New study honors SBP scientist Marcia Dawson
Professor Marcia Dawson was a fixture at Sanford Burnham Prebys for more than 25 years. The Stanford-educated biochemist was particularly interested in synthesizing compounds that induce apoptosis (programmed cell death) in tumors. Dawson passed away in 2016, but her work has continued.
Recently, researchers investigated several variations of a compound produced in the Dawson laboratory, called DIM-Ph-4-CF3. This molecule is designed to modulate a nuclear receptor protein called NR4A1. In this paper, published in the journal Oncotarget, the multi-lab team investigated whether oxidized versions of the compound could be even more potent against cancer.
“We tested a number of analogs, and I think the most interesting thing is that the oxidation products were more potent than their parent form,” said Marisa Sanchez, a Ph.D. candidate in the lab of Dieter Wolf, Ph.D., and the first author on the paper. “This potency was exhibited by a significant decrease of cell viability in multiple cancer lines. They kill cancer very well.”
The NR4A1 receptor is usually found in the cell’s nucleus and cytoplasm. When modulated by the DIM-Ph-4-CF3 products, the cytoplasmic fraction appears to trigger the unfolded protein response, a cellular stress mechanism that often leads to apoptosis. The anti-cancer molecules showed particularly strong activity in prostate cancer and exhibited no obvious side effects.
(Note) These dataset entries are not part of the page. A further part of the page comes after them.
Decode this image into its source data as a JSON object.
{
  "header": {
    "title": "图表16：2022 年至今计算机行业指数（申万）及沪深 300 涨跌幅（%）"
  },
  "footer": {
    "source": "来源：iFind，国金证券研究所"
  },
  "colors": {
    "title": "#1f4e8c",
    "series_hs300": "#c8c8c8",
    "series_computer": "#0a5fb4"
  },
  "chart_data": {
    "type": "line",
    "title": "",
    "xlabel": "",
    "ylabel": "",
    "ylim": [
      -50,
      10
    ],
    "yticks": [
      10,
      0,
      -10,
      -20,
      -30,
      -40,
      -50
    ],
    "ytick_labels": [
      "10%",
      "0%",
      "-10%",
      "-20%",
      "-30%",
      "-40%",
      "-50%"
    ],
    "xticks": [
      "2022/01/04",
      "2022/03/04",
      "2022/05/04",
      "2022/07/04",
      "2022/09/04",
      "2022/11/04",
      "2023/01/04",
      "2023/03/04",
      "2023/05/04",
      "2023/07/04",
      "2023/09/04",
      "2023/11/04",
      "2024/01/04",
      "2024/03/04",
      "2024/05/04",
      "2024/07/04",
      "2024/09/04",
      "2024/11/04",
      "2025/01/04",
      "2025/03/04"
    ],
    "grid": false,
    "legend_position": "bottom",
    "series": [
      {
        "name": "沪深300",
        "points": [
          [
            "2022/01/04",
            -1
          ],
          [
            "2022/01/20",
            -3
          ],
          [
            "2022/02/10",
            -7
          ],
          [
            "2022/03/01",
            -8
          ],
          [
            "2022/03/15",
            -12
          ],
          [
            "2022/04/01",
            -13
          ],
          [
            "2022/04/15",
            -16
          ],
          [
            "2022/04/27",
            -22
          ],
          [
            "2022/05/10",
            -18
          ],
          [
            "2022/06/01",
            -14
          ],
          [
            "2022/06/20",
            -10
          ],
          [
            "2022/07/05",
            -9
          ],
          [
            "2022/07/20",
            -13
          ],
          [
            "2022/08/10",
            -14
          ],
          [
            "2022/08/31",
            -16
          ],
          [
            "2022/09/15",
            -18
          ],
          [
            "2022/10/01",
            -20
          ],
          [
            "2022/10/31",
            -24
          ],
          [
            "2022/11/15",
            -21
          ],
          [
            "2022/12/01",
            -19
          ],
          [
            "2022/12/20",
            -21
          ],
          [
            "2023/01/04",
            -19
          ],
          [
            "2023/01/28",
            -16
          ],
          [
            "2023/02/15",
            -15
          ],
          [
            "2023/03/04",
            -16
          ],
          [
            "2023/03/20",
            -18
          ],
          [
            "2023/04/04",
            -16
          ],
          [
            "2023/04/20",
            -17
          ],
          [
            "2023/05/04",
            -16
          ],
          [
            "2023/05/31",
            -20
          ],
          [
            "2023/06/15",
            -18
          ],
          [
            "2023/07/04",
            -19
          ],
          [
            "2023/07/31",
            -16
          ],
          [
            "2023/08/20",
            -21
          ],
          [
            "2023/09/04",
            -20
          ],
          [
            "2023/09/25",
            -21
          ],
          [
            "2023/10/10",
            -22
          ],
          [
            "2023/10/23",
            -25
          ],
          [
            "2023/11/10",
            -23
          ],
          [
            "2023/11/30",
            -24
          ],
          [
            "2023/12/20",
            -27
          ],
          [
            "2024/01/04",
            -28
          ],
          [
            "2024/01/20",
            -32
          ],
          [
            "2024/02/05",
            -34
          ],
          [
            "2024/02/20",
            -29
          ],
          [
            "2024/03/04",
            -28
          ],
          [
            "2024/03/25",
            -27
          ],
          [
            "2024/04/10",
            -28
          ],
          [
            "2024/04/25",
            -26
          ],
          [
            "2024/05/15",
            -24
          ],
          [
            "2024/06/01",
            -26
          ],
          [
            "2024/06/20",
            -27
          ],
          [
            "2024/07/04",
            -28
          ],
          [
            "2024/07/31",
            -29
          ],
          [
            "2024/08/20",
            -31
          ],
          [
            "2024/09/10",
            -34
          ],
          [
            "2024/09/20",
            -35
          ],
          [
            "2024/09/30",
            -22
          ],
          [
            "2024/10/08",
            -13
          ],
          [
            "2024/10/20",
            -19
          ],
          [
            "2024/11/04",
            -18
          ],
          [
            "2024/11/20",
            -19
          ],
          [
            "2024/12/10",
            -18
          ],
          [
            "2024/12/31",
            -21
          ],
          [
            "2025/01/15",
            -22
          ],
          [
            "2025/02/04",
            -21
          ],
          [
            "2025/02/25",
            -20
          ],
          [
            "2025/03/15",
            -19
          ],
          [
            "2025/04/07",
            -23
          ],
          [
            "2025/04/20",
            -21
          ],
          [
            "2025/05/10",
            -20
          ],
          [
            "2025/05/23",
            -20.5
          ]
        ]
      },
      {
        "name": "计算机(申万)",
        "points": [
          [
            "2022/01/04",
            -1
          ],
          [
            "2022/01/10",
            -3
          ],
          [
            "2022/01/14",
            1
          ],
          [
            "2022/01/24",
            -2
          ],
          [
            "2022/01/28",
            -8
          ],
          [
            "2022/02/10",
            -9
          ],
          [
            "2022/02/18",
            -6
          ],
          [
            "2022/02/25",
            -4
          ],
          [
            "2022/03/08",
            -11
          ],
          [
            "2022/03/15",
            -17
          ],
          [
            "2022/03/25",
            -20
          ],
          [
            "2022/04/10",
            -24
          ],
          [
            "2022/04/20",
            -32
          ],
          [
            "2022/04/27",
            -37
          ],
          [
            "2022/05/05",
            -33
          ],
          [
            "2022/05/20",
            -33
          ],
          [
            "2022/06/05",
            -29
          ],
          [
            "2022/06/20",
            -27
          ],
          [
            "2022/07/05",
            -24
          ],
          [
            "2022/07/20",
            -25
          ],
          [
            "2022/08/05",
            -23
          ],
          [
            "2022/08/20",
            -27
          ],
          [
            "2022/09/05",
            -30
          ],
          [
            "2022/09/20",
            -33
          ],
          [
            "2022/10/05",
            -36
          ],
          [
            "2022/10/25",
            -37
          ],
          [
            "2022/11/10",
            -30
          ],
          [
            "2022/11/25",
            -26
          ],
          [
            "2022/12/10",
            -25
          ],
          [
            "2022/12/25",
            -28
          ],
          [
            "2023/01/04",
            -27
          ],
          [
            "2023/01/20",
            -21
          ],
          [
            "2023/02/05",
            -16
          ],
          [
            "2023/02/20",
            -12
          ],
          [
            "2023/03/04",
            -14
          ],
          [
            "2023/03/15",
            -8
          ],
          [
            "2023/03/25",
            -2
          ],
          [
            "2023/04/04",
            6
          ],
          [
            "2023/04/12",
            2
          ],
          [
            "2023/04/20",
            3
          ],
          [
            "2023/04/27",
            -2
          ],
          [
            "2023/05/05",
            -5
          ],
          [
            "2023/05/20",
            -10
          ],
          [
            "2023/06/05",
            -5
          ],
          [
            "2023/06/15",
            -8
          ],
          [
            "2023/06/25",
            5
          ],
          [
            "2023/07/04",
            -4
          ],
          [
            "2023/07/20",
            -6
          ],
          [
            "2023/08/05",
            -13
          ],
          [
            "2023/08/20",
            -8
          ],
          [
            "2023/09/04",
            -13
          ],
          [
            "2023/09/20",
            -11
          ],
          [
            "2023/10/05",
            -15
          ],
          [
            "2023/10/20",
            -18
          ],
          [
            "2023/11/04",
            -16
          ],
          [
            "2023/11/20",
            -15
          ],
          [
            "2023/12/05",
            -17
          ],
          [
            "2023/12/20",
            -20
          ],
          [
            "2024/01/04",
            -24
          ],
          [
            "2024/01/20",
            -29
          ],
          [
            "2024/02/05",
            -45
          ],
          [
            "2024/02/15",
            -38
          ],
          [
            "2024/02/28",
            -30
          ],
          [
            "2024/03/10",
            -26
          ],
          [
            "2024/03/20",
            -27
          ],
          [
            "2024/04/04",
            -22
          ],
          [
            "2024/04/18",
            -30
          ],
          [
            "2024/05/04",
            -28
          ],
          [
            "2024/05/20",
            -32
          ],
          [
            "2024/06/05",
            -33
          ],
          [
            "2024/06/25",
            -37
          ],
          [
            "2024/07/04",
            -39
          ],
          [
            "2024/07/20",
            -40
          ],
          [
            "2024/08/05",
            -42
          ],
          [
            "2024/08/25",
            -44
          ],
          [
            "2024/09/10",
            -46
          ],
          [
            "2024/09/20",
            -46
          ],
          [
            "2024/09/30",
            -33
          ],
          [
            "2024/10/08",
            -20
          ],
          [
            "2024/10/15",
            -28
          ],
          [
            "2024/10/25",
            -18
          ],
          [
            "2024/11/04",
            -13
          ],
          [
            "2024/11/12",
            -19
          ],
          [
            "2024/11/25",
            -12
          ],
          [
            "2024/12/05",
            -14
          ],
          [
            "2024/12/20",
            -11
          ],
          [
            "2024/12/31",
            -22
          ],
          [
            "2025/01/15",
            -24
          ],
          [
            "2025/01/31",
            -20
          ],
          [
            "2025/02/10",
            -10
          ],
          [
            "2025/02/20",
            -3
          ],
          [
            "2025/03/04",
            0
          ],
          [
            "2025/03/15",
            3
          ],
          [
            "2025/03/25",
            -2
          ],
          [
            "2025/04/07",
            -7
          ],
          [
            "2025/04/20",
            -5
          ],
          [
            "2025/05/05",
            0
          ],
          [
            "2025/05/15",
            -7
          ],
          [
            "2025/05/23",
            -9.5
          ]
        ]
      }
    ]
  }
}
As work continues on these molecules, they could potentially be used to augment the cancer-killing impact of chemotherapy or other treatments. Over time, cancer cells can evolve the ability to resist apoptosis, and this approach might work synergistically with existing therapies to overcome that resistance.
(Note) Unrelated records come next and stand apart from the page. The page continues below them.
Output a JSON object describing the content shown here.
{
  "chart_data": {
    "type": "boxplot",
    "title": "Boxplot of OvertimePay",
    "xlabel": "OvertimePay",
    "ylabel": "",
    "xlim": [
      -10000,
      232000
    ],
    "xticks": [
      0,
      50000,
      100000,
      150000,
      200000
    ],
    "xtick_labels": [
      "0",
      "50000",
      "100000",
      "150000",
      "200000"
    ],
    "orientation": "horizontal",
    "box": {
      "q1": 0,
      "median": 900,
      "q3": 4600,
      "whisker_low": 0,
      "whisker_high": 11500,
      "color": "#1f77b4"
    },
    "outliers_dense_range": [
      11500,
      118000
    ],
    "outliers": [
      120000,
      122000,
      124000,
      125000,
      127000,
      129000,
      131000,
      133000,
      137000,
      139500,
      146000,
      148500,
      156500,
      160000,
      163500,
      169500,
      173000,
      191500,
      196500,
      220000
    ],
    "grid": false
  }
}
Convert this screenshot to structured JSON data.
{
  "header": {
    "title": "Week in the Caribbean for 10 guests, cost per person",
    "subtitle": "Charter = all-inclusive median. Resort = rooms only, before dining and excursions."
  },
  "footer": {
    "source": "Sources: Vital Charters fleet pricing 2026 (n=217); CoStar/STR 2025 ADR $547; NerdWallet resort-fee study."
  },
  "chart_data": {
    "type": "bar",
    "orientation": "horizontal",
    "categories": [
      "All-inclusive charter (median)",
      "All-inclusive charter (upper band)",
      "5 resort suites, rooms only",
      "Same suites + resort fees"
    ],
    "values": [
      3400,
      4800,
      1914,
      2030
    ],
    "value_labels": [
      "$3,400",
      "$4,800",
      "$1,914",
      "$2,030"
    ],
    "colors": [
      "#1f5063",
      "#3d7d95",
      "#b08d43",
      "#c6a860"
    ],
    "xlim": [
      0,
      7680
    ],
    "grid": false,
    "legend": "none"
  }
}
“They target those pathways in a different way to induce cell death,” says Sanchez. “It might be harder for cancers to develop resistance.”
Still, it’s quite early in the discovery process, and much more work needs to be done. Sanchez feels that further investigation could confirm the mechanism of action and perhaps make the molecule more specific.
In addition to being a rewarding effort to develop and test new anticancer molecules, this was a labor of love for the research team, several of whom had worked with Dawson for decades.
“We finished this in Marcia’s memory,” says Sanchez. “We really wanted to honor her.”